Don't try to turn objects into names. Objects in other languages are equally bad, especially if you don't know what they actually mean (like the infamous example of people naming their daughters "Latrina" because they don't realize that LATRINA IS SPANISH FOR F**KING TOILET YOU STUPID ASSHOLE).
Plenty of "things" have become names over the years, like Olive, Lily and various other flowers, and intangible concepts like Charity and Temperance. These are acceptable, known names. Somebody else made that happen for you, and you should thank them. But please, please don't try to be the guy that turns "Frame" into a name for an actual human. It isn't. It's something you put a picture into.
Replacing letters with other letters -- thereby turning the name into soup -- because why the f**k not?
This is more insidious than the whole coughing-up-Scrabble-pieces thing. These names are still pronounceable, and you know what name was intended, and yet you still want to punch the parent right in the face for this enormous act of douchery.
When I see names where every single vowel has been turned into a Y, my eyes cross and I throw up. I also throw up when I see a name where an f has arbitrarily been switched with a ph, clearly just for the parents' shits and giggles. "Stephanie" is a lovely name. Typing "Styfyny" just made me pass out for six hours.
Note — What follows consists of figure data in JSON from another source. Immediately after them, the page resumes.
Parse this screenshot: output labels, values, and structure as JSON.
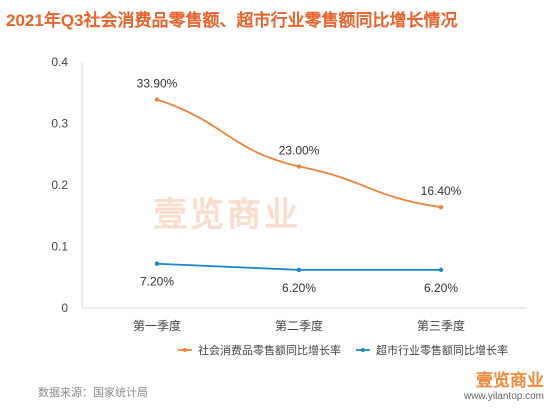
{
  "title": "2021年Q3社会消费品零售额、超市行业零售额同比增长情况",
  "source": "数据来源：国家统计局",
  "watermark": "壹览商业",
  "footer": {
    "brand": "壹览商业",
    "url": "www.yilantop.com"
  },
  "colors": {
    "title": "#e8632b",
    "series_1": "#f0823c",
    "series_2": "#1a87c8",
    "grid": "#d9d9d9"
  },
  "chart_data": {
    "type": "line",
    "title": "2021年Q3社会消费品零售额、超市行业零售额同比增长情况",
    "categories": [
      "第一季度",
      "第二季度",
      "第三季度"
    ],
    "ylim": [
      0,
      0.4
    ],
    "yticks": [
      "0",
      "0.1",
      "0.2",
      "0.3",
      "0.4"
    ],
    "legend_position": "bottom-right",
    "series": [
      {
        "name": "社会消费品零售额同比增长率",
        "values": [
          0.339,
          0.23,
          0.164
        ],
        "labels": [
          "33.90%",
          "23.00%",
          "16.40%"
        ]
      },
      {
        "name": "超市行业零售额同比增长率",
        "values": [
          0.072,
          0.062,
          0.062
        ],
        "labels": [
          "7.20%",
          "6.20%",
          "6.20%"
        ]
      }
    ]
  }
}
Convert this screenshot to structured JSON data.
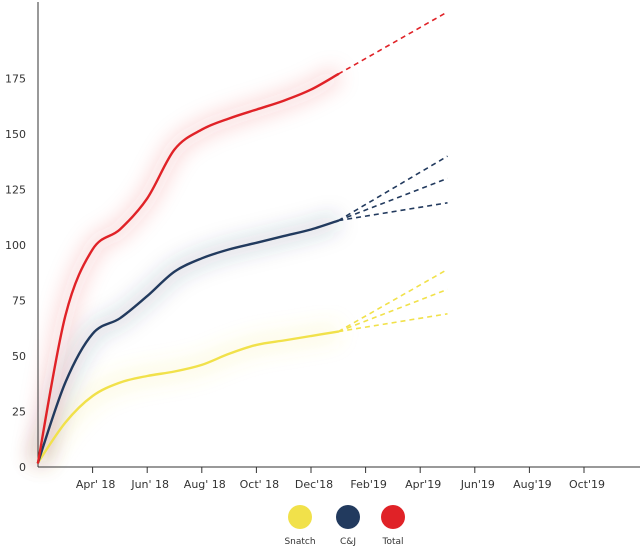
{
  "chart_data": {
    "type": "line",
    "x_tick_labels": [
      "Apr' 18",
      "Jun' 18",
      "Aug' 18",
      "Oct' 18",
      "Dec'18",
      "Feb'19",
      "Apr'19",
      "Jun'19",
      "Aug'19",
      "Oct'19"
    ],
    "y_tick_labels": [
      "0",
      "25",
      "50",
      "75",
      "100",
      "125",
      "150",
      "175"
    ],
    "ylim": [
      0,
      210
    ],
    "grid": false,
    "legend_position": "bottom",
    "series": [
      {
        "name": "Snatch",
        "color": "#f1e14a",
        "actual": [
          [
            0,
            2
          ],
          [
            1,
            20
          ],
          [
            2,
            32
          ],
          [
            3,
            38
          ],
          [
            4,
            41
          ],
          [
            5,
            43
          ],
          [
            6,
            46
          ],
          [
            7,
            51
          ],
          [
            8,
            55
          ],
          [
            9,
            57
          ],
          [
            10,
            59
          ],
          [
            11,
            61
          ]
        ],
        "projections": [
          [
            [
              11,
              61
            ],
            [
              15,
              69
            ]
          ],
          [
            [
              11,
              61
            ],
            [
              15,
              80
            ]
          ],
          [
            [
              11,
              61
            ],
            [
              15,
              89
            ]
          ]
        ]
      },
      {
        "name": "C&J",
        "color": "#223a5e",
        "actual": [
          [
            0,
            2
          ],
          [
            1,
            38
          ],
          [
            2,
            60
          ],
          [
            3,
            67
          ],
          [
            4,
            77
          ],
          [
            5,
            88
          ],
          [
            6,
            94
          ],
          [
            7,
            98
          ],
          [
            8,
            101
          ],
          [
            9,
            104
          ],
          [
            10,
            107
          ],
          [
            11,
            111
          ]
        ],
        "projections": [
          [
            [
              11,
              111
            ],
            [
              15,
              119
            ]
          ],
          [
            [
              11,
              111
            ],
            [
              15,
              130
            ]
          ],
          [
            [
              11,
              111
            ],
            [
              15,
              140
            ]
          ]
        ]
      },
      {
        "name": "Total",
        "color": "#e02227",
        "actual": [
          [
            0,
            2
          ],
          [
            1,
            68
          ],
          [
            2,
            98
          ],
          [
            3,
            107
          ],
          [
            4,
            121
          ],
          [
            5,
            143
          ],
          [
            6,
            152
          ],
          [
            7,
            157
          ],
          [
            8,
            161
          ],
          [
            9,
            165
          ],
          [
            10,
            170
          ],
          [
            11,
            177
          ]
        ],
        "projections": [
          [
            [
              11,
              177
            ],
            [
              15,
              205
            ]
          ]
        ]
      }
    ]
  }
}
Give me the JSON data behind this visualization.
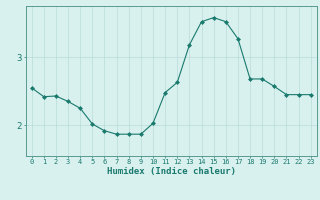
{
  "x": [
    0,
    1,
    2,
    3,
    4,
    5,
    6,
    7,
    8,
    9,
    10,
    11,
    12,
    13,
    14,
    15,
    16,
    17,
    18,
    19,
    20,
    21,
    22,
    23
  ],
  "y": [
    2.55,
    2.42,
    2.43,
    2.35,
    2.25,
    2.02,
    1.92,
    1.87,
    1.87,
    1.87,
    2.03,
    2.48,
    2.63,
    3.18,
    3.52,
    3.58,
    3.52,
    3.27,
    2.68,
    2.68,
    2.57,
    2.45,
    2.45,
    2.45
  ],
  "line_color": "#1a7a6e",
  "marker": "D",
  "marker_size": 2.0,
  "bg_color": "#d8f0ee",
  "grid_color": "#b8dcd8",
  "axis_color": "#5a9a90",
  "xlabel": "Humidex (Indice chaleur)",
  "ylim": [
    1.55,
    3.75
  ],
  "yticks": [
    2,
    3
  ],
  "xlim": [
    -0.5,
    23.5
  ],
  "xtick_fontsize": 5.0,
  "ytick_fontsize": 6.5,
  "xlabel_fontsize": 6.5
}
When I say this name in my head, my jaw feels clenched the entire time. This gives me an overpowering urge to bite the living shit out of the next person I see.
Armed with these simple guidelines, go forth and give your children unique and interesting names! Call them things like Addison and Harper and Mason and Colton. I don't think I've ever actually met someone with any of those names, and yet they're all in the Top 50 names given in 2012. That's awesome.
And if you name your kid "Mykjynzsy" (pronounced Mackenzie, obvs), I'm coming to your house and slapping you fifty times straight.
Oh, and since I promised you that Jesse and I had come up with the best name ever, here it is:
It's pretentious, it's misspelled, and of course, the natural nickname isn't a name but an object. Well, not so much an 'object' as an 'object OF RIDICULE.'
If we ever manage to make a son, we're naming him Phartholomew. And when he finally makes it to store manager at the local McDonalds at the age of 43, he's going to look like this:
And for those who know our last name, go ahead and say his full name out loud.
That is why I could not stop giggling.
It's still not as bad as Latrina, though, which is a real name that actual people have to introduce themselves with and put on top of their resumés.